June 28, 2023

Refrigeration is a modern marvel, allowing us to keep food and other perishables fresher for much longer, storing critical medicines, and more. But it does come with a cost. It is energy-intensive, which means that it is also expensive.

For operations like grocery stores, refrigeration can make up as much as 50 percent of their overall energy bill.

“Think about it in terms of your air conditioning in your house,” said Efficiency Smart Lead Engineering Consultant Tim Stearns. “You know how much air conditioning can add to your electric costs when you compare your August bill with your April bill. It could double your bill. And with refrigeration, the system is delivering much cooler air than just for space cooling.”

Stearns has helped refrigeration-intensive businesses like grocery and convenience stores, restaurants, cold storage facilities, and beverage distributors target energy waste and cut costs.

In some cases, the savings result from upgrading to more efficient equipment, often with a rebate from Efficiency Smart. In other cases, simple things like a good maintenance plan can go a long way toward lowering those costs over the short- and long-term.

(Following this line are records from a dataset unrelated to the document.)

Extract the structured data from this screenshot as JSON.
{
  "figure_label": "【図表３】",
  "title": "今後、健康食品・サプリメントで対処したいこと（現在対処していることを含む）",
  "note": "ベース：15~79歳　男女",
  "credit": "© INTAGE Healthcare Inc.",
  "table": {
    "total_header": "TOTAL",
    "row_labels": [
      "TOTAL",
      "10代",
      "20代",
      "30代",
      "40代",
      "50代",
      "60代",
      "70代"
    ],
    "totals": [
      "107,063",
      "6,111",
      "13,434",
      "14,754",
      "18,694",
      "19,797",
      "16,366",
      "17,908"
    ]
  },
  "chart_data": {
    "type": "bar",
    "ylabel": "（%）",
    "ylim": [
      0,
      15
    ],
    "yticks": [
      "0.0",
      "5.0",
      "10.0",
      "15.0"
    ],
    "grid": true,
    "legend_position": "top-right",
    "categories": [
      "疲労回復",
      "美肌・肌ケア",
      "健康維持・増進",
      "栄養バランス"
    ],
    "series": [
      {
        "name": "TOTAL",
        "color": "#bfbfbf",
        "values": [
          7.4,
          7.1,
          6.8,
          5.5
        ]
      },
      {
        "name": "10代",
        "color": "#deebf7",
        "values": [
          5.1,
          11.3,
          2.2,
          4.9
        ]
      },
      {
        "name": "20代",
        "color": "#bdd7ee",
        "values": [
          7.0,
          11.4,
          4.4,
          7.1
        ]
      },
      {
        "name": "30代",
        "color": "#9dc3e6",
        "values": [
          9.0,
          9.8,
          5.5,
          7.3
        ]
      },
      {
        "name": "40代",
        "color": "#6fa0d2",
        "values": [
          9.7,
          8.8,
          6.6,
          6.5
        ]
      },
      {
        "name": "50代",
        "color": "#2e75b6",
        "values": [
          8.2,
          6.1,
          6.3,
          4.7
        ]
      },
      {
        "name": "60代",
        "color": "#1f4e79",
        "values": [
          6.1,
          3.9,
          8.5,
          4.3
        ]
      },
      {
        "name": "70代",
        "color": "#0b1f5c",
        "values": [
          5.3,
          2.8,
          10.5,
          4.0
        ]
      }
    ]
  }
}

Spotting energy waste isn’t always easy. Below, Stearns shares six red flags that indicate your refrigeration system might have an energy problem. 

1. Your coolant is leaking.

The number one problem that people run into with refrigeration is leakages. When refrigerant leaks out of the system, it becomes less effective at cooling the space. When the system is less efficient, it causes your bill to go up. It also carries a larger carbon footprint since most gases used in refrigerants are hydrofluorocarbons (HFCs). These greenhouse gases can be thousands of times more potent than carbon dioxide.

Refrigeration leaks can be tricky to spot because refrigerant is odorless. Often, people only realize they have a leak once a technician shows up and reports that the system is out of gas.

According to Stearns, the easiest way to detect a potential problem is to observe whether the compressor runs continuously. Most people don't see compressors—usually in the back of the store or even outside—and out of sight is often out of mind.

Make a point of regularly checking your compressors to see if they run continuously. If so, they may be trying to compress too little gas, indicating a leak somewhere in the system.

2. You’re cooling empty space. 

Most stores have an empty cooler at a given time. Often, these coolers aren’t turned off when not in use, which wastes energy and money.

3. You’ve got humidity issues.

Humidity is like Goldilocks: You don't want it too high or too low, but just right. If the walls of your cooler are coated with built-up ice, your system may not be defrosting properly. Conversely, if water runs down the walls, the system probably defrosts too often.

“I've seen water, I’ve even seen it on the sales floor, where the floor underneath the beverage cooler is wet,” said Stearns. "That's because too much condensate is running out of equipment."

Use a smart defrost setting or add defrost controls to your existing equipment to improve efficiency.

4. You’ve got an HVAC issue.

Stearns recommends checking store windows to see if they are fogged over.

"Fogged store windows tell me that outside air is being brought in and refrigeration equipment is being used to cool it," he said. "That means that nothing is exhausting, which results in a ventilation problem."

This can be difficult to recognize since open coolers can keep the temperature comfortable. But not using space cooling can make the humidity inside the store too high, which leads to customers feeling uncomfortable and perishables spoiling more quickly.

5. You’ve got a temperature issue.

If frozen products feel like bricks, the cooling setting probably needs to be lowered.

“If a frozen product has ice crystals or frost on it, that's a sign of temperature issues,” said Stearns.

Stearns suggests investing in a temperature probe to double-check that your products are at the correct temperature. It will help ensure that your system is operating correctly.

6. You don’t have a regular maintenance plan.

Most businesses that use refrigeration only think about it when it fails. At that point, fixing the issue becomes an emergency. If the equipment has reached the end of its life, store owners may opt for whatever replacement model is quickly available.

Regular maintenance appointments with your contractor help keep equipment running longer and cost-effectively. The contractor will also be able to flag when equipment is nearing its end of life and provide you with a quote on the cost for a more efficient replacement before things become an emergency.

Stearns added that the payback for a more efficient replacement is usually six months or less. The savings can be significant for refrigeration equipment designed to last more than a decade.

“Make sure that you have an inventory of your refrigeration equipment and that your refrigeration contractor has a copy of that inventory,” said Stearns. “Tell your contractor you'd like to replace each piece of equipment with the high-efficiency version when it is time.”

Stop refrigeration issues before they start.

Maintaining your refrigeration system is important to keeping operational costs low and customers happy. Setting up a regular maintenance routine can help you identify issues and, sometimes, stop issues before they become a problem.